Sous perfusion depuis quelques années, la Tunisie a franchi le seuil critique. Le diagnostic que de nombreux experts se sont évertués à établir est sans équivoque. Par la négligence des uns, l’insouciance des autres et l’incapacité manifeste de ceux qui se sont succédé au pouvoir, sa situation actuelle s’apparente de plus en plus à un cas de non assistance à un pays en danger.
Loin de surprendre, les nombreuses déclarations alarmistes faites au cours de la semaine qui s’écoulent par le vice-président de la Banque mondiale, Farid Belhaj, n’ont pas éveillé les consciences, loin s’en faut. Pouvoirs publics, partis politiques et organisations de la société civile, ont la tête ailleurs. Tout en continuant à s’écharper publiquement, à étaler leurs dissensions et divergences et à raviver les tensions sur tout et rien, ils ont réussi à détourner l’attention des tunisiens des questions vitales condamnant le pays à l’inertie et à un attentisme de plus en plus pesant.
Pourtant Farid Belhaj a été, cette fois-ci, on n’en peut plus clair et direct, insistant sur un changement péremptoire du comportement attentiste des autorités dans la mesure où les investisseurs étrangers assistent à une débâcle de la conjoncture économique nationale sans pour autant remarquer de prises d’initiatives. En tirant » la sonnette d’alarme », pour la énième fois, ce responsable de l’une des institutions importantes de Bretton Wood, son message reste inaudible, même si le pays risque de subir le scénario libanais.
Indubitablement, tout l’establishment n’en a cure de ces mises en garde, qui ne sont plus voilées ou laconiques. Voguant la galère , nos dirigeants, qui s’agrippent à leurs chaises, vaille que vaille, accordent peu de soucis à toutes ces questions. Que le pays tombe en ruine, frôle la banqueroute ou verse dans l’anarchie, importe peu. Ce qui compte le plus pour eux, c’est de trouver le moyen le plus sûr de se débarrasser du trublion Abir Moussi,Présidente du Parti Destourien Libre (PDL), de chercher des excuses aux frasques de Seifeddine Makhlouf du mouvement Karama, des arguments pour extirper Nabil Karoui, de son geôle et d’inventer d’ autres inepties pour que le débat public reste en déphasage des réalités.

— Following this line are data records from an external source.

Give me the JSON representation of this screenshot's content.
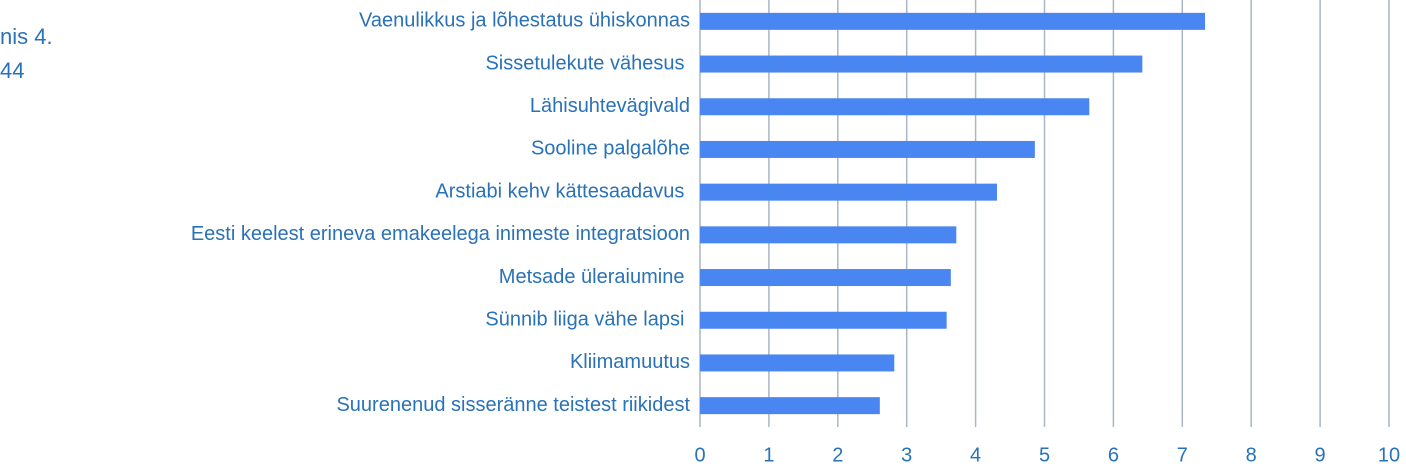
{
  "chart_data": {
    "type": "barh",
    "annotations": [
      "nis 4.",
      "44"
    ],
    "categories": [
      "Vaenulikkus ja lõhestatus ühiskonnas",
      "Sissetulekute vähesus ",
      "Lähisuhtevägivald",
      "Sooline palgalõhe",
      "Arstiabi kehv kättesaadavus ",
      "Eesti keelest erineva emakeelega inimeste integratsioon",
      "Metsade üleraiumine ",
      "Sünnib liiga vähe lapsi ",
      "Kliimamuutus",
      "Suurenenud sisseränne teistest riikidest"
    ],
    "values": [
      7.33,
      6.42,
      5.65,
      4.86,
      4.31,
      3.72,
      3.64,
      3.58,
      2.82,
      2.61
    ],
    "color": "#4a86f2",
    "xlim": [
      0,
      10
    ],
    "xticks": [
      0,
      1,
      2,
      3,
      4,
      5,
      6,
      7,
      8,
      9,
      10
    ],
    "grid": true
  }
}
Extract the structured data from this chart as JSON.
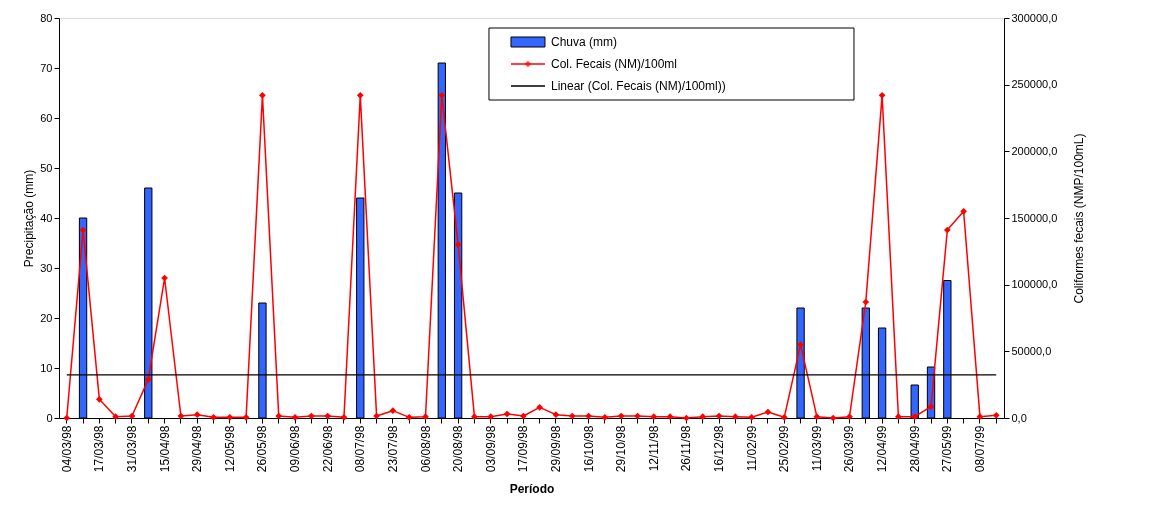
{
  "chart_data": {
    "type": "bar",
    "xlabel": "Período",
    "ylabel": "Precipitação (mm)",
    "y2label": "Coliformes fecais (NMP/100mL)",
    "categories": [
      "04/03/98",
      null,
      "17/03/98",
      null,
      "31/03/98",
      null,
      "15/04/98",
      null,
      "29/04/98",
      null,
      "12/05/98",
      null,
      "26/05/98",
      null,
      "09/06/98",
      null,
      "22/06/98",
      null,
      "08/07/98",
      null,
      "23/07/98",
      null,
      "06/08/98",
      null,
      "20/08/98",
      null,
      "03/09/98",
      null,
      "17/09/98",
      null,
      "29/09/98",
      null,
      "16/10/98",
      null,
      "29/10/98",
      null,
      "12/11/98",
      null,
      "26/11/98",
      null,
      "16/12/98",
      null,
      "11/02/99",
      null,
      "25/02/99",
      null,
      "11/03/99",
      null,
      "26/03/99",
      null,
      "12/04/99",
      null,
      "28/04/99",
      null,
      "27/05/99",
      null,
      "08/07/99",
      null
    ],
    "series": [
      {
        "name": "Chuva (mm)",
        "color": "#3366ff",
        "values": [
          null,
          40,
          null,
          null,
          null,
          46,
          null,
          null,
          null,
          null,
          null,
          null,
          23,
          null,
          null,
          null,
          null,
          null,
          44,
          null,
          null,
          null,
          null,
          71,
          45,
          null,
          null,
          null,
          null,
          null,
          null,
          null,
          null,
          null,
          null,
          null,
          null,
          null,
          null,
          null,
          null,
          null,
          null,
          null,
          null,
          22,
          null,
          null,
          null,
          22,
          18,
          null,
          6.6,
          10.2,
          27.5,
          null,
          null,
          null
        ]
      },
      {
        "name": "Col. Fecais (NM)/100ml",
        "type": "line",
        "axis": "y2",
        "color": "#ff0000",
        "marker": "diamond",
        "values": [
          0,
          141000,
          14000,
          1000,
          1500,
          29000,
          105000,
          1500,
          2500,
          500,
          500,
          500,
          242000,
          1500,
          500,
          1500,
          1500,
          500,
          242000,
          1500,
          5500,
          500,
          1000,
          242000,
          130000,
          1000,
          1000,
          3000,
          1500,
          8000,
          2500,
          1500,
          1500,
          500,
          1500,
          1500,
          1000,
          1000,
          0,
          1000,
          1500,
          1000,
          500,
          4500,
          500,
          55000,
          1000,
          0,
          1000,
          87000,
          242000,
          1000,
          1000,
          8500,
          141000,
          155000,
          1000,
          2000
        ]
      },
      {
        "name": "Linear (Col. Fecais (NM)/100ml))",
        "type": "line",
        "axis": "y2",
        "color": "#000000",
        "marker": "none",
        "values": [
          32300,
          32300,
          32300,
          32300,
          32300,
          32300,
          32300,
          32300,
          32300,
          32300,
          32300,
          32300,
          32300,
          32300,
          32300,
          32300,
          32300,
          32300,
          32300,
          32300,
          32300,
          32300,
          32300,
          32300,
          32300,
          32300,
          32300,
          32300,
          32300,
          32300,
          32300,
          32300,
          32300,
          32300,
          32300,
          32300,
          32300,
          32300,
          32300,
          32300,
          32300,
          32300,
          32300,
          32300,
          32300,
          32300,
          32300,
          32300,
          32300,
          32300,
          32300,
          32300,
          32300,
          32300,
          32300,
          32300,
          32300,
          32300
        ]
      }
    ],
    "ylim": [
      0,
      80
    ],
    "yticks": [
      0,
      10,
      20,
      30,
      40,
      50,
      60,
      70,
      80
    ],
    "y2lim": [
      0,
      300000
    ],
    "y2ticks": [
      {
        "value": 0,
        "label": "0,0"
      },
      {
        "value": 50000,
        "label": "50000,0"
      },
      {
        "value": 100000,
        "label": "100000,0"
      },
      {
        "value": 150000,
        "label": "150000,0"
      },
      {
        "value": 200000,
        "label": "200000,0"
      },
      {
        "value": 250000,
        "label": "250000,0"
      },
      {
        "value": 300000,
        "label": "300000,0"
      }
    ],
    "legend": "top right",
    "grid": false
  }
}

Point d’attention sur l’urgence de trouver une solution définitive et durable à la question de la production de phosphate. Aucun intérêt pour l’épineuse question de la sécurisation des champs pétroliers dans le sud et aucun signal pour les sociétés étrangères, dont certaines ont commencé, par désespoir de cause, à plier bagage et à chercher d’autres cieux plus cléments. Aucune conscience de la gravité de la situation des finances publiques ni des moyens à mettre en œuvre pour éviter le pire. La situation des entreprises publiques qui croulent sous des déficits abyssaux, des caisses de sécurité sociale qui peinent chaque mois pour verser les pensions, le secteur de la santé publique qui ne cesse d’agoniser et la liste est encore longue, ne suscitent que des réactions timides, de simples déclarations d’intention, de mesurettes, non un engagement ferme ou une réflexion stratégique à même de donner des signes d’espoir. Au moment où les cris se multiplient pour sauver le soldat Tunisie d’une débâcle, dont l’onde de choc risque d’être violente et lourde de conséquences, nos responsables aux abonnés absents, préfèrent la posture attentiste. Pour eux, l’urgence de la situation ne signifie pas grand-chose, ne suscite pas chez eux ni inquiétude et, encore moins, une propension à prendre le taureau par les cornes. En panne d’idées, de projets et d’une perception réelle de la gravité de la situation, ils attendent et observent le navire Tunisie couler, sans que cela ne les interpellent outre mesure. Le surplace est une attitude qui ne leur cause pas tourments, ni réflexion. A défaut d’une alternative sérieuse, de choix clairs et courageux, de conscience de la responsabilité qui leur incombe, ils excellent dans l’art de l’esquive et continuent à nous embarquer dans des guéguerres interminables. Des batailles qui n’intéressent pas les tunisiens, mais qui leur offre le luxe de nourrir leur égo, démesuré, de cacher leur inaptitude à apporter assistance à un pays qui court de dangers dont ils ne seront pas capables d’éteindre les flammes.